Lily Mortimers Kindheit endet unwiderruflich als sie mit sechs Jahren ihre Pflegefamilie auf der Krähenhorstfarm verlassen muss; ein Jahrzehnt später ist sie eine kaltblütige Mörderin. Noch weiß es keiner, aber bald, das ist der jungen Frau klar, bald wird die gerechte Strafe sie ereilen. Zwischen ihr und dem Gesetz steht lediglich Sam Trench, der Mann der sie damals fand, als Baby von der eigenen Mutter in einem Londoner Park ausgesetzt, mitten im Winter, und der sie nie vergessen konnte, nie ganz aus den Augen verlor. Nicht bei den Pflegeeltern, die sie wie eine eigene Tochter liebten, nicht in den darauffolgenden, von Hoffnungslosigkeit und Verlustgefühlen geprägten, Jahren im Findelhaus, nicht als sie den Weg einer Perückenmacherin einschlägt, ihr Leben endlich in sicherere Bahnen leiten kann. Könnte, wäre da nicht dieser unbändige Wunsch nach Rache - und das Verlangen nach Sam, nach einem gemeinsamen Leben mit diesem aufrechten Mann, dessen Integrität und Überzeugungen durch beider Anziehungskraft auf eine harte Probe gestellt werden.

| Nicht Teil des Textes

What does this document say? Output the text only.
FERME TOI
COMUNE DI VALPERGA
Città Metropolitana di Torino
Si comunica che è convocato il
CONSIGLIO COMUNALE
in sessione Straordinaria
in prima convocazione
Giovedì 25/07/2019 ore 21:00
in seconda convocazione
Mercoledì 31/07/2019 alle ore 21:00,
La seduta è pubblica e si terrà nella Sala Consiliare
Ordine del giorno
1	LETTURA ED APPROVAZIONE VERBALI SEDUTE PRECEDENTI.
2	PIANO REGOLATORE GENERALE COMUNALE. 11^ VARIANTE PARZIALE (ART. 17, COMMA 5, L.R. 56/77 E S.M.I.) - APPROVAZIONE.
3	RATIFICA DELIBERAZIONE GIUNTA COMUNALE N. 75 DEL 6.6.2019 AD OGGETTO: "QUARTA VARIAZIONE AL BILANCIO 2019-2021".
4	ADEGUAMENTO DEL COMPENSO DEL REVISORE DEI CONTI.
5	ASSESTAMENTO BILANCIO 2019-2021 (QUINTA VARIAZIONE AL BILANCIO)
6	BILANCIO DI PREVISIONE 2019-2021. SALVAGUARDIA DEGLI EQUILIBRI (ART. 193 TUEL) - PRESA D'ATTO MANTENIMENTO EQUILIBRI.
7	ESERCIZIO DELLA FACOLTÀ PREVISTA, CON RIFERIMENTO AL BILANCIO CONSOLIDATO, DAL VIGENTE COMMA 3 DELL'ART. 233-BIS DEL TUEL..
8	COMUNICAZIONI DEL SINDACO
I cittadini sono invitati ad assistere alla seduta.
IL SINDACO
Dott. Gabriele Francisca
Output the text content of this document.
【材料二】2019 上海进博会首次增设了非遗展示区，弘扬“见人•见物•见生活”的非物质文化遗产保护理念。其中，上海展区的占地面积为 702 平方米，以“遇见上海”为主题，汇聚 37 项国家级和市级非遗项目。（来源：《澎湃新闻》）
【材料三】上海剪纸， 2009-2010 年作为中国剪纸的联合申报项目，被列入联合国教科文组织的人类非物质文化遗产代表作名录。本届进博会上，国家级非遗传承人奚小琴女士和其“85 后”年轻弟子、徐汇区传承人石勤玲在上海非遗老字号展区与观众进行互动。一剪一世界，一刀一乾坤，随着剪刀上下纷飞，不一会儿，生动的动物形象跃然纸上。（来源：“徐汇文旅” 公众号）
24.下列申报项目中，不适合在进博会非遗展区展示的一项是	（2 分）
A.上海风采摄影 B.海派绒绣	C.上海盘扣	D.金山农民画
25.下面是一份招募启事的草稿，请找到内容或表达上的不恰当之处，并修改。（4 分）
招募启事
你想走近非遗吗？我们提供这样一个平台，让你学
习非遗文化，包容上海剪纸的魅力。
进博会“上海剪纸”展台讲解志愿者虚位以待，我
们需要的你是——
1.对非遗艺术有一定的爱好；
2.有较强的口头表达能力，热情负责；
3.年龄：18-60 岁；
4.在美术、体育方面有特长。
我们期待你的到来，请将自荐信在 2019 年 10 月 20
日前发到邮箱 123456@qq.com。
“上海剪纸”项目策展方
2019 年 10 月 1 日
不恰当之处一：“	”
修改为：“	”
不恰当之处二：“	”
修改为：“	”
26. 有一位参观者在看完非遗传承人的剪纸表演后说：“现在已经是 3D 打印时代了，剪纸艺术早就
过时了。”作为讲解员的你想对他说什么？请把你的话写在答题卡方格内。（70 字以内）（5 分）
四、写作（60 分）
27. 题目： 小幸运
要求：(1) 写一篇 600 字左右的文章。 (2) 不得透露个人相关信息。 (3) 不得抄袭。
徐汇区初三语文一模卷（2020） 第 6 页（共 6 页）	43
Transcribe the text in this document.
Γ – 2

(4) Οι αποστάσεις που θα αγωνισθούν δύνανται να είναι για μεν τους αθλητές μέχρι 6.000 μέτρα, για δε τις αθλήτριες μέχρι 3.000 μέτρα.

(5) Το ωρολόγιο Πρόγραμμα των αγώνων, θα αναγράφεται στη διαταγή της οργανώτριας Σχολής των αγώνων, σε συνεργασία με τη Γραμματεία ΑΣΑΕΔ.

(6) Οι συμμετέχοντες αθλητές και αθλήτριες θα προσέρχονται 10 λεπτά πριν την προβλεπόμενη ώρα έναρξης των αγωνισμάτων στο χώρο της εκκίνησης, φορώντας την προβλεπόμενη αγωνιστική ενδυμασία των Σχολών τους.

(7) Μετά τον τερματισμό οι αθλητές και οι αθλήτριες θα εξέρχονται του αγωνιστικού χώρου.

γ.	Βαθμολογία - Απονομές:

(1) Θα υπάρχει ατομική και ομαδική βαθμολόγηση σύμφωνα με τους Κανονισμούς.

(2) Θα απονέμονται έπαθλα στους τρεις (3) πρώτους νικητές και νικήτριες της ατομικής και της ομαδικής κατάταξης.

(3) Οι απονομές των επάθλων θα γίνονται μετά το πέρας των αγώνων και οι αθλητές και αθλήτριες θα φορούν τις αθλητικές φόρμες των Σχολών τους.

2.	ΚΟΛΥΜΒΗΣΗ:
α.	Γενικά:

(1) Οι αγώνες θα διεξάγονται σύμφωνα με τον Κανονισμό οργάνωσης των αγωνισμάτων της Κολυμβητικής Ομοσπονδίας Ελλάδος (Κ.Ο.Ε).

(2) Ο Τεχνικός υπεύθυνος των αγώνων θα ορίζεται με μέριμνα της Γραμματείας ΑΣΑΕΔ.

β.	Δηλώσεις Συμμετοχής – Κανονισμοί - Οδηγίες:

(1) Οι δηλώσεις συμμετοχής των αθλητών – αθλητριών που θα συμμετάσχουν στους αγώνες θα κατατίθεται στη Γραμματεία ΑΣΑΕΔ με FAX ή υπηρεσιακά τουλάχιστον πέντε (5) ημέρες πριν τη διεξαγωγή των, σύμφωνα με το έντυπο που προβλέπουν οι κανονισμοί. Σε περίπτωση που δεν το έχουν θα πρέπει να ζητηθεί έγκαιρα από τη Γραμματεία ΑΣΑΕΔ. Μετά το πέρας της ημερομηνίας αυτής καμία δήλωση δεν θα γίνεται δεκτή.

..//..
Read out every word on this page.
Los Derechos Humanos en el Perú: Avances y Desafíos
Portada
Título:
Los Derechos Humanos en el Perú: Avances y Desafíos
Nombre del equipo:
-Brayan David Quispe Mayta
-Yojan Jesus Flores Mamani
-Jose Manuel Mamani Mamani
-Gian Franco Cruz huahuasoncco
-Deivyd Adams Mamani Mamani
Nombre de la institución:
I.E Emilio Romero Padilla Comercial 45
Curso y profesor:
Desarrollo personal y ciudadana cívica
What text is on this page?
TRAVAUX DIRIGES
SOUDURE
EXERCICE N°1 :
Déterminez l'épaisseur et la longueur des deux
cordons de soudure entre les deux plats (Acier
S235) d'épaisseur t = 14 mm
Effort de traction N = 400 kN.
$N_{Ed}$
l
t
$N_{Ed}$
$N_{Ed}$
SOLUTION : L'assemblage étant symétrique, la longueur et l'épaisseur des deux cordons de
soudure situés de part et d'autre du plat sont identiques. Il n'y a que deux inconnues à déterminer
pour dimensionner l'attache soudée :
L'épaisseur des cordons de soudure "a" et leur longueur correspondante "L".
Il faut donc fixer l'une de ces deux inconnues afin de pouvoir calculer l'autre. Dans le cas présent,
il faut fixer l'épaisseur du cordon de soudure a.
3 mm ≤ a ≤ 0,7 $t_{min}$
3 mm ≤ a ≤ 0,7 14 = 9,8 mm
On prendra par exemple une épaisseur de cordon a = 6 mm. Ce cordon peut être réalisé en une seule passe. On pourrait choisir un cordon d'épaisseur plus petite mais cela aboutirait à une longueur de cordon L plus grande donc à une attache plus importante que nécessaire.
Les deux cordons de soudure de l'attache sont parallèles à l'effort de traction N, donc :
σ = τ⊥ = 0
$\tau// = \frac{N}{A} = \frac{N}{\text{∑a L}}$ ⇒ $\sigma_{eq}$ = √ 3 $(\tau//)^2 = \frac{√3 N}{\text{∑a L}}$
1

Ich habe als Jugendliche bereits sehr gerne klassische, englische Romane gelesen, Waisenmädchen hatten es mir damals schon angetan und ganz besonders Waisenmädchen im viktorianischen Zeitalter. „Sara, die kleine Prinzessin“ und „Jane Eyre“ ließen mich mitfühlen, bangen und hoffen wie kaum eine andere Geschichte, eine andere Protagonistin. Rose Tremains „Lily“ ist reifer, erwachsener, weniger illusorisch (oder habe bloß ich mich verändert?), und schlägt doch mitten hinein in diese Kerbe, holt Erinnerungen an diese besonderen Leseeefahrungen zurück, die fast körperlich waren, so intensiv litt ich mit den Mädchen, fühlte die Dunkelheit, die sie umgab, die Grausamkeiten, die sie erfuhren, aber auch das köstliche Glück reiner Herzensgüte, die Kraft wahrer Freundschaft. Ein stimmungsvoller, melancholischer Roman mit einer Heldin, die man fest ins Herz schließen muss - perfekt für die dunklere Jahreszeit und eine große Empfehlung von mir.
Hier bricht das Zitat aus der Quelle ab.